Ionic mechanisms underlying excitatory effects of serotonin on embryonic rat motoneurons in long-term culture

Abstract

The actions of serotonin were investigated on motoneurons isolated from embryonic day 14 rat spinal cord and enriched by metrizamide density gradient centrifugation. Trophic support was provided by a spinal cord glial monolayer, ciliary neurotrophic factor and heat-inactivated serum. Cultures were maintained for 17–83 days and investigated using whole-cell patch-clamp recording.
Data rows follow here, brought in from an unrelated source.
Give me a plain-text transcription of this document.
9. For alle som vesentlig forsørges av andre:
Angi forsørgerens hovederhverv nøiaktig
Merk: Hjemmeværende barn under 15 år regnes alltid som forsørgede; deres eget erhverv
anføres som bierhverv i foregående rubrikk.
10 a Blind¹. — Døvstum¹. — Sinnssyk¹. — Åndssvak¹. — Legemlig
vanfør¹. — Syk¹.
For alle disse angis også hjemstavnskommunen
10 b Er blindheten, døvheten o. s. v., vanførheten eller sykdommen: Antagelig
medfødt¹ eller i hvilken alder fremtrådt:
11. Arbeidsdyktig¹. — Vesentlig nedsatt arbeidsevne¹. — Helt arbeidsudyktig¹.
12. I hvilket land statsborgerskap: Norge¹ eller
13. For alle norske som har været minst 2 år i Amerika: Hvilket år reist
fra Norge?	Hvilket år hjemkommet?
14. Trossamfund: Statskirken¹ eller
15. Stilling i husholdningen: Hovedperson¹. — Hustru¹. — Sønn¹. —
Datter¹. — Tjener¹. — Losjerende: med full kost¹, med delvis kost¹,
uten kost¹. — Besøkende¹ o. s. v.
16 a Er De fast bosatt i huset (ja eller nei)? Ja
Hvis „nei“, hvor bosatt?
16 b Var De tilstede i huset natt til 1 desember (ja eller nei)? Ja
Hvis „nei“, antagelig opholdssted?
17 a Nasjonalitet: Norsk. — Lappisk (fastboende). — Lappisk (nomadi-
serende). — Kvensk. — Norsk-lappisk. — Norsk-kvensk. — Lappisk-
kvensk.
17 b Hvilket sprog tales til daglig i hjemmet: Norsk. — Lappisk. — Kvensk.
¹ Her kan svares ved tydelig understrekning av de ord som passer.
Serotonin evoked slow depolarizations (6.2±0.7 or 9.3±1.3 mV in the presence of 6-cyano-7-nitroquinoxaline-2,3-dione and strychnine, ec 50 8.2 nM), which were reversibly blocked by 0.1 μM ketanserin. Serotonin generated synaptic potentials in motoneurons, lowered the threshold for repetitive firing and changed the slope of the current intensity–firing frequency relationship. The inward current evoked by serotonin (−147±15.2 pA) was ascribed to a complex ionic mechanism, which varied amongst neurons in the sampled population. It was due to closure of barium-sensitive potassium channels, effects on I h and increase in a separate mixed cation current which comprised both transient voltage-sensitive and sustained components. We conclude that serotonergic responses develop in motoneurons cultured under these conditions in the absence of serotonergic input, sensory neurons or many interneurons.